Fue un descuido, nada más. No tenía nada que ver con su higiene, que era impecable, pero aquella mañana olvidó tirar de la cisterna. Nunca antes había visto sus deposiciones, pero allí estaba aquella, asomando entre una cordillera de papel blanco, que se mantenía a salvo de la humedad. ¿Qué sentí? ¿Cómo explicarlo? Llevábamos tres años viviendo juntos, y hasta ese momento había pensado que la amaba por encima de todas las cosas.
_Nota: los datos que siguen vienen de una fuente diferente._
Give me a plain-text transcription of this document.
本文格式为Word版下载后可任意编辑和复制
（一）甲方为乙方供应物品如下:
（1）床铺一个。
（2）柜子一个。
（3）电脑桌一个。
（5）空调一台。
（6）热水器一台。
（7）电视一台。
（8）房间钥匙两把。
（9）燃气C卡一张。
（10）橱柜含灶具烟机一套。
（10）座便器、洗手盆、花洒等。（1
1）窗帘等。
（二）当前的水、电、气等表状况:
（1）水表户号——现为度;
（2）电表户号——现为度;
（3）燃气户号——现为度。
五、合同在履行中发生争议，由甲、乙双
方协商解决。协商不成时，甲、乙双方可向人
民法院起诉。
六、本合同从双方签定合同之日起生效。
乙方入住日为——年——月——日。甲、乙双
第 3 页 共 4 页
Presumía de quererla como era, incluso cuando se mostraba terca, o descubría una de sus manías –dejaba los vasos de agua en cualquier sitio, o doblaba las páginas de mis libros, en lugar de utilizar un marcapáginas-. Pero aquella imagen agitó mi corazón, alteró mi ritmo vital, precipitó mi desasosiego. Aquello era parte de ella, y si yo la quería como pensaba, no podía sentir repugnancia. ¿O sí? Aquella caca desafiaba mis sentimientos. ¿Hasta dónde llegaba mi amor? Porque por mucho que me mintiera a mí mismo, aquella visión había sacudido mi estómago, y había provocado en mí la náusea de una mierda desconocida. Me sentí confuso, dolido, asqueado. ¿Dónde están los límites de una persona? Ella estaba allí, en aquel deshecho espantoso, igual que había presumido de reencontrarla en sus medias –siempre he sido un poco fetichista-, en su cepillo de dientes. Descubrí entonces cuál era el verdadero territorio de la personalidad. Tuve que reconocer que mi caca era otra cosa; porque, fea o bonita, me inspiraba ternura. No dejaba de ser una extensión de mí mismo que reconocía y aceptaba. ¿Acaso no era como los sueños? ¿No era una fabricación propia, que de algún modo escapaba de nuestro cuerpo para fluctuar en otro ámbito? Fui consciente de que la condescendencia que sentía hacia ella, hacia mi caca cotidiana, nunca podría sentirla hacia la suya.
¿Qué le diría? Lo mejor sería inventar una amante.
Tiré de la cisterna y, embargado por la tristeza de las despedidas, empecé a hacer mi maleta.